The big news this week is the government’s U-turn on compulsory vaccinations for NHS and social care staff in England. We’ve also seen interim arrangements published for the merger of NHS bodies, as NHSX and NHS Digital are subsumed into NHS England and Improvement. Another trust unveils plans for a virtual Covid ward to ease pressure on resources, while in Manchester, cancer patients have started piloting wearable technology to monitor vital signs.
The government has performed a U-turn on its policy of compulsory Covid-19 vaccinations for frontline NHS staff and social care staff in England.
In his announcement of the decision, Sajid Javid, the health and social care secretary, said that the dominance of the milder omicron variant had shifted the balance of risks and opportunities. “While vaccination remains our very best line of defence, I believe it is no longer proportionate to require vaccination as a condition of deployment by statute,” Javid told MPs.
Five percent of NHS workers in England have not yet received a single Covid jab, about 77,000 in total. Last year 44,000 social care staff left frontline work rather than receive a vaccine.
Guidance has been issued on the interim arrangements for the merger of NHS Digital and NHSX with NHS England and Improvement. The arrangements aim to align digital and improvement teams, and involve the dismantling of NHS.
The guidance, which was produced by Tim Ferris, NHS England and Improvement’s director of digital transformation, sets out double and triple reporting lines. Although a small number of job titles will change, the guidance says, there are no plan for a substantial reduction of staff numbers. Simon Bolton, the current interim CEO at NHS Digital, will become the interim CIO at NHS England and Improvement. Matthew Gould, currently CEO of NHSX, will remain as national director for digital transformation.
The government has written off £8.7bn it spent on protective equipment during the Covid-19 pandemic. Documents from the Department for Health and Social Care (DHSC) show that items costing £673m were unusable, while £750m of equipment was not used before its expiry date.
More than half of the sum written off, £4.7bn, was because the government paid more for the PPE than it is currently worth, now that global supplies have recovered.
A further £2.6bn of equipment was judged to be unsuitable for use in the NHS, but the DHSC believes it could still be sold or given to charities.
North West Anglia NHS Foundation Trust intends to deliver a Covid-19 virtual ward service to both Peterborough City and Hinchingbrooke Hospitals.
The trust plans to monitor patients on the virtual ward seven days a week using the CliniTouch Vie platform.
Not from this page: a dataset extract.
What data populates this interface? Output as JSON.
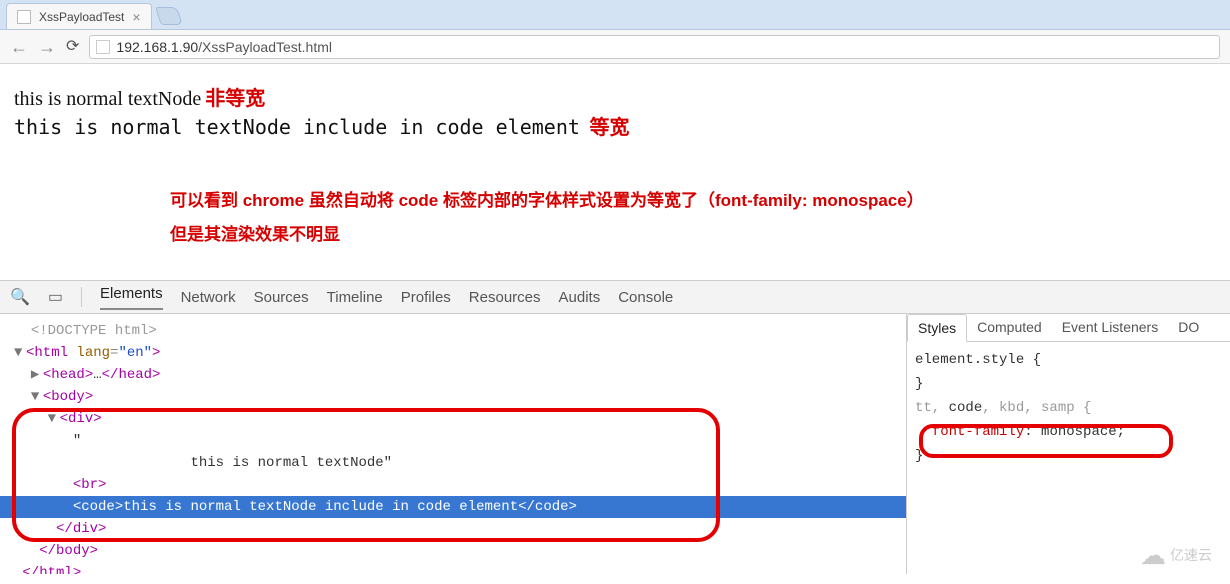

It means that patients will be discharged earlier from hospital, but still receive care. The aim is to free up beds and staff at a time when the NHS is overstretched. Spirit Health, which owns CliniTouch Vie, will support the virtual ward, by using its own in-house clinical team to provide weekend monitoring.
A new trial to test wearable monitoring technologies was launched in Manchester last week.
The patients taking part in the trial have all received cancer treatment, and will test sensors and devices that measure vital signs and send the information wirelessly to doctors. The three devices being tested are a smart ring, a smart watch and the Isansys system, which sits on the patient’s chest. They will track and record heart rate, temperature, physical activity and sleep patterns. All the devices are commercially available. The aim of the pilot is to find out if wearable sensors can be used to support patient recovery and provide accurate measurement outside clinic.